A desigualdade social interfere também na possibilidade de se manter hábitos saudáveis, que podem melhorar as condições da velhice. A partir de dados do ELSI, Lima-Costa afirma que a prática de atividades físicas é o elemento comportamental mais importante hoje para melhores condições físicas e cognitivas na velhice. Giacomin completa que, segundo as pesquisas mais atuais, tudo que se faz para “proteger o coração” ajuda um envelhecimento melhor do ponto de vista cognitivo. Por tudo isso, apoiar “bons hábitos” como caminho para uma velhice mais saudável é uma boa iniciativa, mas ela alerta que isso não pode ser proposto de “forma romântica”, sem considerar as condições dos sujeitos. “Se você pega, por exemplo, um motorista [de ônibus] do Rio de Janeiro, que trepidou o dia inteiro, foi violentado verbalmente na entrada e na saída de passageiros, que tem a expressão do desconforto. Quando chegar ao final do dia, se você falar para ele comer brócolis, essa não vai ser a sua primeira opção”, ilustra.
“Ter doença crônica é uma característica das pessoas conforme elas vão envelhecendo”. A explicação é de Yeda Duarte, que vai além: os dados do Sabe mostram que 60% da população idosa de São Paulo, por exemplo, tem o que hoje se chama de “multimorbidade”, ou seja, duas ou mais doenças crônicas ao mesmo tempo. “Mas isso não faz delas pessoas doentes”, garante. Isso porque, segundo a pesquisadora, o principal indicador de condição de saúde das pessoas idosas, de acordo com a OMS, é sua capacidade funcional. “O que se observa quando se avalia a funcionalidade é se o idoso é capaz de dirigir a própria vida de forma independente ou com alguma ajuda tecnológica assistida. Então, por exemplo, se eu tenho artrose e isso gera alguma dificuldade de andar, posso compensar com uma bengala. Talvez eu ande um pouco mais devagar, mas isso não me impede de continuar fazendo tudo que preciso fazer”, explica.

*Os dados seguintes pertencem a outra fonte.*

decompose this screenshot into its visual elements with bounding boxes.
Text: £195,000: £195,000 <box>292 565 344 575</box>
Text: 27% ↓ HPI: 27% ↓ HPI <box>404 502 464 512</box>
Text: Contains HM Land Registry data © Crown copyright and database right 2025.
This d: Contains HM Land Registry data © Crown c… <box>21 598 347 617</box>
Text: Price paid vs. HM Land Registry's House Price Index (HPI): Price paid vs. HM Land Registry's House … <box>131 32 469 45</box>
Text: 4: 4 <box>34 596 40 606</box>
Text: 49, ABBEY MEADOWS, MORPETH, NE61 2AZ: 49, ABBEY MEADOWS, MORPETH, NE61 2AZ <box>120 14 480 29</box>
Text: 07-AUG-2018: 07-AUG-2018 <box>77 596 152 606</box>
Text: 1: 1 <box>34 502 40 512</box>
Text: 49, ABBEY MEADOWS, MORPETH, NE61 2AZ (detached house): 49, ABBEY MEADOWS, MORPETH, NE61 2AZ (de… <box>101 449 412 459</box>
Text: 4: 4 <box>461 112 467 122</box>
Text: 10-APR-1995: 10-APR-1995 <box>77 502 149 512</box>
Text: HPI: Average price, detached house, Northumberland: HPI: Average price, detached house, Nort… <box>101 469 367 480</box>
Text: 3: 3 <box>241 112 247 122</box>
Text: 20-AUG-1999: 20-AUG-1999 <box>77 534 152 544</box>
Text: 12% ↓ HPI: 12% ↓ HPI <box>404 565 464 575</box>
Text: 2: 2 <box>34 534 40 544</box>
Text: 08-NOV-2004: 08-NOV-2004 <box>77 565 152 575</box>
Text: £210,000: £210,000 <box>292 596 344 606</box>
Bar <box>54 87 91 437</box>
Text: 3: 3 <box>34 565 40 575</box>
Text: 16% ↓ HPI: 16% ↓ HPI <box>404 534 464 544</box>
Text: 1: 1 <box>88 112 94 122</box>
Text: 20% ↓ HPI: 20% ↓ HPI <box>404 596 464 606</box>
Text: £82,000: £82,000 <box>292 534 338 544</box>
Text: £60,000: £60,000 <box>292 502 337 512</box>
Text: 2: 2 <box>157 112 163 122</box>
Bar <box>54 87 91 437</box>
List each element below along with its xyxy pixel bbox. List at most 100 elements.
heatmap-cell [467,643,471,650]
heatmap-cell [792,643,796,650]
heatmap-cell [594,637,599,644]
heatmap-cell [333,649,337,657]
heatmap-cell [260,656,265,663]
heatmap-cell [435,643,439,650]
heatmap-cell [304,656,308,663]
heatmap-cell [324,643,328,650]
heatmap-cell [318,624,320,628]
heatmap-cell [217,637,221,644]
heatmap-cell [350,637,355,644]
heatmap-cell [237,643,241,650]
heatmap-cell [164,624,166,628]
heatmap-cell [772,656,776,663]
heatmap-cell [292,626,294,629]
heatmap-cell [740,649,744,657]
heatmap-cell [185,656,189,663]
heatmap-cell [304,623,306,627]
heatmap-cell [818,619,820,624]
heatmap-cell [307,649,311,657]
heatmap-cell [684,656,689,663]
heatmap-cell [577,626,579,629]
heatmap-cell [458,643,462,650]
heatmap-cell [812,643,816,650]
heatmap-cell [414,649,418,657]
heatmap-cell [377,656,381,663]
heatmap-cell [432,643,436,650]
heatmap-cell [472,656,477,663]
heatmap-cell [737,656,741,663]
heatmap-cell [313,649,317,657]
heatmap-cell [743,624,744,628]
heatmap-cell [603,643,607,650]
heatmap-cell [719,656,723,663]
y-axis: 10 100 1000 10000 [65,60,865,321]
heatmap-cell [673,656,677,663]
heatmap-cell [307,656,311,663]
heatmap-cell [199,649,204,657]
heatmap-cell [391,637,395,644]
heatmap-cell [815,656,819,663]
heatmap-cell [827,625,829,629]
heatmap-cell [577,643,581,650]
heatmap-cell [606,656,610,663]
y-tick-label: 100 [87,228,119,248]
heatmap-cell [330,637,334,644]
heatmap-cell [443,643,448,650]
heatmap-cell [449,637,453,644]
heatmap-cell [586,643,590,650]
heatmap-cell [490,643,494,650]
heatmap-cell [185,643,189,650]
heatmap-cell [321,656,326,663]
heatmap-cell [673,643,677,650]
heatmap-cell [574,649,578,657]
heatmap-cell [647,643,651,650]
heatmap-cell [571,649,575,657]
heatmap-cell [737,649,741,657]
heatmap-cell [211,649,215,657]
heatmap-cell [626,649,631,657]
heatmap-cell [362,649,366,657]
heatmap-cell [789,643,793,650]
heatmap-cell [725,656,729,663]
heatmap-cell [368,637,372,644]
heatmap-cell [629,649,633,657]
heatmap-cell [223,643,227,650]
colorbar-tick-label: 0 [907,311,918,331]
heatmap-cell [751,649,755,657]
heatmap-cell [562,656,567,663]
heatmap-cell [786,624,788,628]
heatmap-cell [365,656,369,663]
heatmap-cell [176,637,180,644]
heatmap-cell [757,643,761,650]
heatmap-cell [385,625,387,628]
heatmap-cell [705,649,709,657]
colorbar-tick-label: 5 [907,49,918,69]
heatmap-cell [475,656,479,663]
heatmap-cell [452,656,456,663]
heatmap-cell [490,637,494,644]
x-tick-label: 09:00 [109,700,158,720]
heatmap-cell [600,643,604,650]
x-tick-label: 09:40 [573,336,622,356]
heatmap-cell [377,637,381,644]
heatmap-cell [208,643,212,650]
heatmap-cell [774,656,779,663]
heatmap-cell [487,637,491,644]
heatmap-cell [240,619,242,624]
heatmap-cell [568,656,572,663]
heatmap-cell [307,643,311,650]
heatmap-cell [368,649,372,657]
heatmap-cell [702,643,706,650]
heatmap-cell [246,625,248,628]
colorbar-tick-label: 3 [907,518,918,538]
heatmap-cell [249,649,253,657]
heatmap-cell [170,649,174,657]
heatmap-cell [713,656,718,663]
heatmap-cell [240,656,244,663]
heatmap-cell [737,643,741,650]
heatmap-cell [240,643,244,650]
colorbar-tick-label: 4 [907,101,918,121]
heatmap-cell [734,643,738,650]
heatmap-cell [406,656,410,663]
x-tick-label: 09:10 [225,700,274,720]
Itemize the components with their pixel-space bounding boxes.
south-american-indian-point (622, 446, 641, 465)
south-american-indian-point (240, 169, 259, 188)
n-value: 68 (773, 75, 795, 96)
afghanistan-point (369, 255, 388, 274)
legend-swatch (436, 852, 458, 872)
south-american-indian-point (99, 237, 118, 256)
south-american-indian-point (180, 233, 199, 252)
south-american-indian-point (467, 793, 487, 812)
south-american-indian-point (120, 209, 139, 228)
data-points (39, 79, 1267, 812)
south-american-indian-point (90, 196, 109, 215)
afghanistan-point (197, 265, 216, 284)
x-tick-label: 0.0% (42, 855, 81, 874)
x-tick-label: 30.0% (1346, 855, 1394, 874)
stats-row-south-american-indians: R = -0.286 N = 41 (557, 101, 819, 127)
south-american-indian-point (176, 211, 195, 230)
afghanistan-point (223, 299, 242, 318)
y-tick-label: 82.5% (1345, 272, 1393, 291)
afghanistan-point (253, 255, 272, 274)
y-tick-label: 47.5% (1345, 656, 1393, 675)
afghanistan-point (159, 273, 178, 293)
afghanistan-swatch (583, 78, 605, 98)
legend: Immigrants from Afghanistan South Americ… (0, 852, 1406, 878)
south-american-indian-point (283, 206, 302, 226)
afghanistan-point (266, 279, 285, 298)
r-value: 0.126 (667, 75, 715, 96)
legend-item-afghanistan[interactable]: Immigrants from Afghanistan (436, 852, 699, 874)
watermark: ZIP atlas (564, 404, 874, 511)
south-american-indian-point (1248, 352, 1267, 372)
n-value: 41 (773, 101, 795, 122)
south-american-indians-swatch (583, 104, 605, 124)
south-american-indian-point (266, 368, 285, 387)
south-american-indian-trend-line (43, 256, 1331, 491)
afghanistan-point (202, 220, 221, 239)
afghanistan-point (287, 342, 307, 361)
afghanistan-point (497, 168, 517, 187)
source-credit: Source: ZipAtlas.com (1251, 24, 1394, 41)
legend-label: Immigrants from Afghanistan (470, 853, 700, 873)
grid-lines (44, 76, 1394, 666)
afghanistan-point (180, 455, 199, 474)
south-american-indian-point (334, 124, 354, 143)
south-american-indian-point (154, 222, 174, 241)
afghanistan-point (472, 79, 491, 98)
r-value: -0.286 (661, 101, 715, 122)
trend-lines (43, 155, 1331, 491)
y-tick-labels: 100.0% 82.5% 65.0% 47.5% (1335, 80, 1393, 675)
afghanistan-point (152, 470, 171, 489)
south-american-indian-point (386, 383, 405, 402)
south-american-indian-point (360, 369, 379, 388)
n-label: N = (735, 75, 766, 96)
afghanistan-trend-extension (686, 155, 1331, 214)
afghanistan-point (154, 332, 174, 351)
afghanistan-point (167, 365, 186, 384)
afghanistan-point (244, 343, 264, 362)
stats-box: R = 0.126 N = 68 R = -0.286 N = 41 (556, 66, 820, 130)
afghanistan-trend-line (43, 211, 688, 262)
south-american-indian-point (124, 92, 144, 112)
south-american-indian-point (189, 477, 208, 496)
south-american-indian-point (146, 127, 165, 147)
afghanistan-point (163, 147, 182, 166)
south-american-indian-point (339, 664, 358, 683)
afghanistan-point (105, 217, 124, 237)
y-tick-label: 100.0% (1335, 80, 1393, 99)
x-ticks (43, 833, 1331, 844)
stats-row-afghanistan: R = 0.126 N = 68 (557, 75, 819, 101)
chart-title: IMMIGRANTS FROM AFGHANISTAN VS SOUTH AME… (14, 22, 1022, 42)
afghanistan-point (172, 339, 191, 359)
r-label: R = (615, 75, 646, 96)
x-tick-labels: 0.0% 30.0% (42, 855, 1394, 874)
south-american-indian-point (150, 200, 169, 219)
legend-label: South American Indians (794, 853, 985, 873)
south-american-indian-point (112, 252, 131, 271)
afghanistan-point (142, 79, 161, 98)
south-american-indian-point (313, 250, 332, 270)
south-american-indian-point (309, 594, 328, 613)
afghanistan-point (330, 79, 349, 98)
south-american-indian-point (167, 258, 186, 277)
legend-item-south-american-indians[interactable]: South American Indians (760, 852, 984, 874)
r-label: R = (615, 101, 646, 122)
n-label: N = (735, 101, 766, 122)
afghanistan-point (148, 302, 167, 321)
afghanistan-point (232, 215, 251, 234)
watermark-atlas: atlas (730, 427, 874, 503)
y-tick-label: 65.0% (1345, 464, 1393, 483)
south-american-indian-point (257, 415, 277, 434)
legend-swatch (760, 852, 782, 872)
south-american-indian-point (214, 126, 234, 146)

Vale ressaltar, ainda, que essa maior ou menor mobilidade depende também das barreiras de acesso que a própria organização da cidade impõe: calçadas com mais buracos e lugares com mais escadas, entre outros, também dificultam essa independência. Duarte completa: “A funcionalidade mede aquilo que a gente chama de dificuldade no desempenho das atividades cotidianas. Nós estamos falando de tomar um transporte público de forma independente, de carregar pacotes de compras com 5 kg ou mais, de usar telefone de forma independente, mexer com dinheiro, ir ao banco, gerir as próprias contas, cuidar dos afazeres domésticos, entre outras coisas”.
Por tudo isso, mais do que as causas de mortalidade – em que prevalecem na velhice as mesmas doenças crônicas que afetam a maior parte da população brasileira –, é importante olhar para os fatores que limitam as atividades das pessoas idosas. Duarte destaca que, logo atrás da hipertensão, a segunda maior causa de doenças na velhice são os problemas osteoarticulares, que incluem nomes conhecidos como artrite, mas englobam também um conjunto de dores relacionadas aos ossos e articulações. “Isso compromete de forma significativa a qualidade de vida das pessoas idosas, mesmo que não as mate”, explica. A naturalização desses e de outros problemas, segundo a pesquisadora, faz com que se acredite que, pelo avançado da idade, seja comum os idosos sentirem dor. Em São Paulo, de acordo com os dados do Sabe, 42% dessa população relata conviver com uma dor crônica. “Dor não é comum em ninguém. Dor mostra que tem alguma coisa de errado”, alerta.
Outro mito que precisa ser desmontado, de acordo com Duarte, é a ideia de que é normal que os idosos fiquem senis. “Por que se acha que todo velho com qualquer alteração de memória tem demência? Isso virou um fantasma na vida dos idosos”, critica. Ela explica que, embora seja, de fato, mais prevalente na velhice, a demência pode aparecer em outras faixas da idade adulta. Além disso, no Brasil, apenas uma minoria de idosos, entre 10% e 15%, sofrem com algum tipo de “declínio cognitivo”. Por isso, diz, é importante se diferenciar a senilidade – que é uma doença – da senescência, que se refere a mudanças fisiológicas próprias do envelhecimento que podem tornar os idosos mais lentos, por exemplo, mas sem gerar incapacidade.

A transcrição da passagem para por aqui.